Um olhar do direito penal à violência obstétrica

O ato violência obstétrica, em seu sentido mais amplo, nada mais representa a realidade de um momento que atinge muitas mulheres durante a gestação, o parto, o puerpério, ou em situação de abortamento. Para a mulher, talvez um dos momentos de maior fragilidade física e psicológica. Muitas das grávidas são adolescentes com gravidez não planejada (a taxa no Brasil está acima da média, conforme pesquisa divulgada pela ONU em 2018), outras, que escolheram o momento certo de sua vida pessoal e profissional (gravidez após os 35 anos cresce 65% no Brasil, Folha de São Paulo 13/1/2019), mas todas podem acabar levando para toda a vida as marcas negativas desse momento que devera ser especial.

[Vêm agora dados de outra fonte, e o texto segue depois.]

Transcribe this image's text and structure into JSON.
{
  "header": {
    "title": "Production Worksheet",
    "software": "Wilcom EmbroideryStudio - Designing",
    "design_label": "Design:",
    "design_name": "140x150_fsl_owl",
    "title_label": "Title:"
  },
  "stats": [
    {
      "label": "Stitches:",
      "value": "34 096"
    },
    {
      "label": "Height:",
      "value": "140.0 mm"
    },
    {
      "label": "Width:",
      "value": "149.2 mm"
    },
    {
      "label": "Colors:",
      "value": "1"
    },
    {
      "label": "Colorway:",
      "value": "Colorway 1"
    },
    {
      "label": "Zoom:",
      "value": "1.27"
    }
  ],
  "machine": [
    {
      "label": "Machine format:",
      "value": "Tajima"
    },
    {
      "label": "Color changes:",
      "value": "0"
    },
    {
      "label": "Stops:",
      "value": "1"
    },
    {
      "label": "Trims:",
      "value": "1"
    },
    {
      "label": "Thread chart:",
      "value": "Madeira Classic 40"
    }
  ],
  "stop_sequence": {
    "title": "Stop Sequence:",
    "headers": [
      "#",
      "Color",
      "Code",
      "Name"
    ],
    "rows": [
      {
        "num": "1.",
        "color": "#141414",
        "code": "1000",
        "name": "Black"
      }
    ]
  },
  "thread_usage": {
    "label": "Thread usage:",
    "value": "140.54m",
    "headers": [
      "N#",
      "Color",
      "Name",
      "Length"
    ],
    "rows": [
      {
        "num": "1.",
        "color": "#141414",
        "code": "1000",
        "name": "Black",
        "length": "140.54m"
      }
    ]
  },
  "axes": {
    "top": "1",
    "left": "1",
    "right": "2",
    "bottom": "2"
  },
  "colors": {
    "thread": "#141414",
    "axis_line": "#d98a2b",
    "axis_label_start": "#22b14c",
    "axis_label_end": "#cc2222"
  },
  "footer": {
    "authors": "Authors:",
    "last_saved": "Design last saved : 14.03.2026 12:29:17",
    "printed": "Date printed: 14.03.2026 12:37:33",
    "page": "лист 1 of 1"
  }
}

Os índices alarmantes de violência obstétrica devem ser levados em consideração pelos órgãos de proteção à mulher, sejam administrativos, policiais, do MP ou judiciais. Não devemos tampar o sol com a peneira. Não aceitar o termo violência obstétrica (adotado pela Organização Mundial da Saúde), conforme direcionado pelo Despacho n.º 9087621 emitido em 10/5/2019 pela Coordenação-Geral de Saúde das Mulheres do Ministério da Saúde, com a justificativa de conotação inadequada é de uma interpretação rasa; é colocar na vala comum a melhor compreensão de um problema crescente em diversas regiões do país.

Podemos mudar o nome, enquadrar melhor seu significado, mas, sobretudo, devemos buscar soluções mais plausíveis para o seu enfrentamento. Nesta senda o MPF em audiência pública realizada em dezembro de 2018, no Egrégio Tribunal Federal da 3.ª Região, reconheceu a violência obstétrica como um dos tipos de violência sexual à mulher (Revista Crescer, 5/12/2018 www.revistacrescer.globo.com).

Para o direito penal a violência poderá resultar de atos intencionais ou culposos. Não seria diferente para o enquadramento dos atos de violência obstétrica. Não podemos generalizar que todos os atos obstétricos, muitos dos quais necessários e urgentes, realizados durante os momentos já referidos, podem vir maculados com tal impressão negativa. Mas, procedimentos médicos, de enfermagem, entre outros ligados à saúde e à ética profissional que desrespeitam, por exemplo, a leges artis e as normativas do Conselho Federal de Medicina e do Conselho Federal de Enfermagem, podem causar sérios danos à mulher, e não adentrando no mérito da responsabilidade civil e do erro médico, ser imputados nas condutas penais já previstas em nossa legislação pátria.

É da nossa essência, quando a sociedade não consegue uma efetiva resposta de suas mazelas nos ramos tradicionais do Direito, caberá ao direito penal atuar para o encontro de um equilíbrio necessário. Nesta situação estamos longe de buscar uma nova resposta, mas apenas, àquela já existente em nosso ordenamento jurídico-penal, observando, especialmente, o balizamento da teoria do Garantismo Penal (Luigi Ferrajoli) e de sua atuação em ultima ratio.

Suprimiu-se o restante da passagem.